“Doesn’t fit what?” asked Ellery mildly.
“Doesn’t fit Priam. I mean, what Priam was. Take that letter he typed on the broken machine and put in the collar of the dead beagle for delivery to Hill...”
“Something wrong with it?”
“Everything wrong with it! Priam was an uneducated man. If he ever used a fancy word, I wasn’t around to hear it. His talk was crude. But when he wrote that letter... How could a man like Priam have, made such a letter up? To avoid using the letter T, to invent roundabout ways of saying things ― that takes... a feel for words, doesn’t it? A certain amount of practice in ― in composition? And punctuation ― the note was dotted and dashed and commaed and everything perfectly.”
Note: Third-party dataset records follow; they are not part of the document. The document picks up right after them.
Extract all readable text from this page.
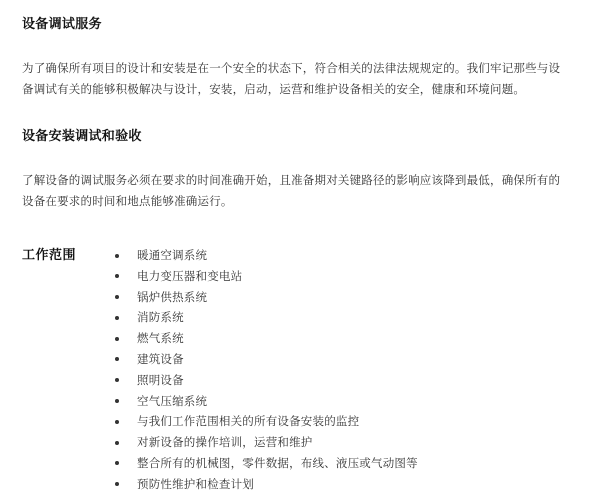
设备调试服务
为了确保所有项目的设计和安装是在一个安全的状态下，符合相关的法律法规规定的。我们牢记那些与设
备调试有关的能够积极解决与设计，安装，启动，运营和维护设备相关的安全，健康和环境问题。
设备安装调试和验收
了解设备的调试服务必须在要求的时间准确开始，且准备期对关键路径的影响应该降到最低，确保所有的
设备在要求的时间和地点能够准确运行。
工作范围	暖通空调系统
电力变压器和变电站
锅炉供热系统
消防系统
燃气系统
建筑设备
照明设备
空气压缩系统
与我们工作范围相关的所有设备安装的监控
对新设备的操作培训，运营和维护
整合所有的机械图，零件数据，布线、液压或气动图等
预防性维护和检查计划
“What’s your conclusion?” asked Ellery.
Keats squirmed.
“Or haven’t you arrived at one?”
“Well... I have.”
“You don’t believe Priam typed that note?”
“He typed it, all right. Nothing wrong with your reasoning on that... Look.” Keats flipped his cigaret into the fire. “Call me a halfwit. But the more I think about it, the less I buy the payoff. Priam typed that letter, but somebody else dictated it. Word for word. Comma for comma.” Keats jumped out of the chair as if he felt the need of being better prepared for the attack that was sure to come. But when Ellery said nothing, merely looked thoughtful and puffed on his pipe, Keats sat down again. “You’re a kindhearted character. Now tell me what’s wrong with me.”